If AI and automation are as effective as they have the potential to be – as I set out in part one of this two-part article – then the finance team will have the tools at its disposal to be the strategic business partner every CEO needs it to be. But there are important steps you must take to get the basics right when you start out.
Any technology that can reduce manual input and the associated human errors for transaction processing and governance, risk, and control (GRC) will free up finance professionals for more strategic work. Repetitive processes involving large volumes of data are ripe for automation — especially in areas where improvements in analytics or speed would be an advantage, such as GRC.
Yet, before making the leap to AI, finance leaders have work to do with their own data, in terms of getting to grips with analytics and ensuring the integrity and quality of their own information. As Deborah O’Neill, a partner in Oliver Wyman’s Digital and Financial Services practices, explains in a Harvard Business Review article.

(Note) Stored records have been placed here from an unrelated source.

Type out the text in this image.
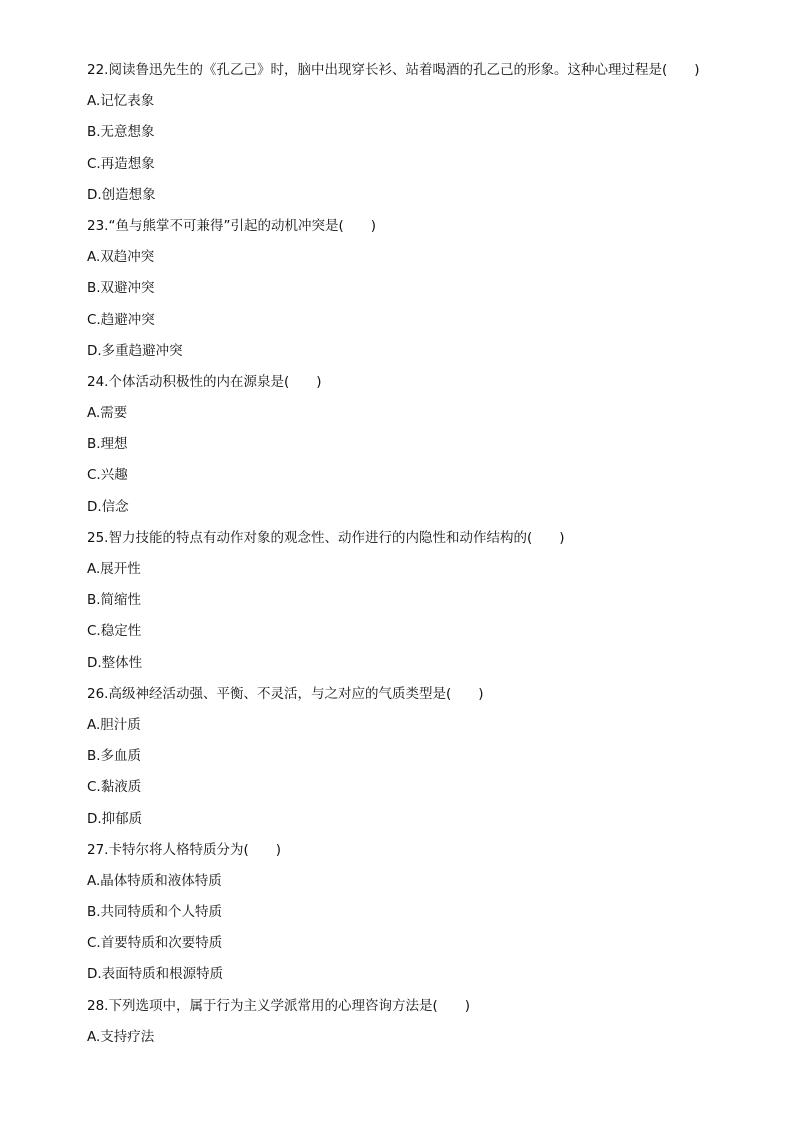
22.阅读鲁迅先生的《孔乙己》时，脑中出现穿长衫、站着喝酒的孔乙己的形象。这种心理过程是(　　)
A.记忆表象
B.无意想象
C.再造想象
D.创造想象
23.“鱼与熊掌不可兼得”引起的动机冲突是(　　)
A.双趋冲突
B.双避冲突
C.趋避冲突
D.多重趋避冲突
24.个体活动积极性的内在源泉是(　　)
A.需要
B.理想
C.兴趣
D.信念
25.智力技能的特点有动作对象的观念性、动作进行的内隐性和动作结构的(　　)
A.展开性
B.简缩性
C.稳定性
D.整体性
26.高级神经活动强、平衡、不灵活，与之对应的气质类型是(　　)
A.胆汁质
B.多血质
C.黏液质
D.抑郁质
27.卡特尔将人格特质分为(　　)
A.晶体特质和液体特质
B.共同特质和个人特质
C.首要特质和次要特质
D.表面特质和根源特质
28.下列选项中，属于行为主义学派常用的心理咨询方法是(　　)
A.支持疗法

Companies that rush into sophisticated artificial intelligence before reaching a critical mass of automated processes and structured analytics can end up paralysed. They can become saddled with expensive start-up partnerships, impenetrable black-box systems, cumbersome cloud computational clusters, and open-source toolkits without programmers to write code for them.
Getting your data in order
In terms of automation, CFOs should ask themselves if there are opportunities to automate in areas that eat up valuable resources and slow down operations. Some of these areas include planning, budgeting and forecasting, financial reporting, operational accounting, allocations and adjustments, reconciliations, intercompany transactions, and close. In other words, a large portion of finance’s workload can benefit from automation.
Once key finance processes are automated, CFOs need to develop structured analytics and centralise data processes, so that the way data is collected is standardized and entered only once. The shift away from legacy on-premise systems to the cloud means that all systems lead back to “one source of truth,” updates apply to the entire system, and decisions are based on a single view of data.
In a 2016 EY survey, 57% of CFO leaders agreed that building skills in predictive and prescriptive analytics is critical for the future. Consider that there are a number of upcoming changes under IFRS and US GAAP. These include implementing changes to revenue recognition accounting standards, leases, and financial instruments, and understanding how these changes impact the entire business, not just finance.
Auditors regularly consider external data sources to understand risks, plan the audit, and confirm company assertions. To incorporate AI into their audit methodology, auditors need to understand systematically how those data sets are structured; how they differ from one industry, client, or source system; and how to transform the data reliably for use in their solutions.
Preparing people and technology for AI
Striking the balance between emerging technologies and an organization’s most important asset — its people — is going to be key for the future of finance. With finance being one of the functions most impacted by automation, CFOs must remember that the success of any technology will always depend on the capabilities of the people using it. As highlighted above, industry experts have spoken positively about the potential for financial professionals to move into more strategic data interpretation roles as the machines take over the more manual, tedious aspects of the work.
One question remains. Why would a business not take this opportunity to transform its finance function and deploy the latest cloud-based applications on a technology platform that was built to support constant change? The days of customizations and endless add-ons to integrate a vendor’s technology stack seem outdated at best, and now is the time for change. CFOs should have the mind-set to be continually re-evaluating the systems they are using and ensuring they meet the needs of the business.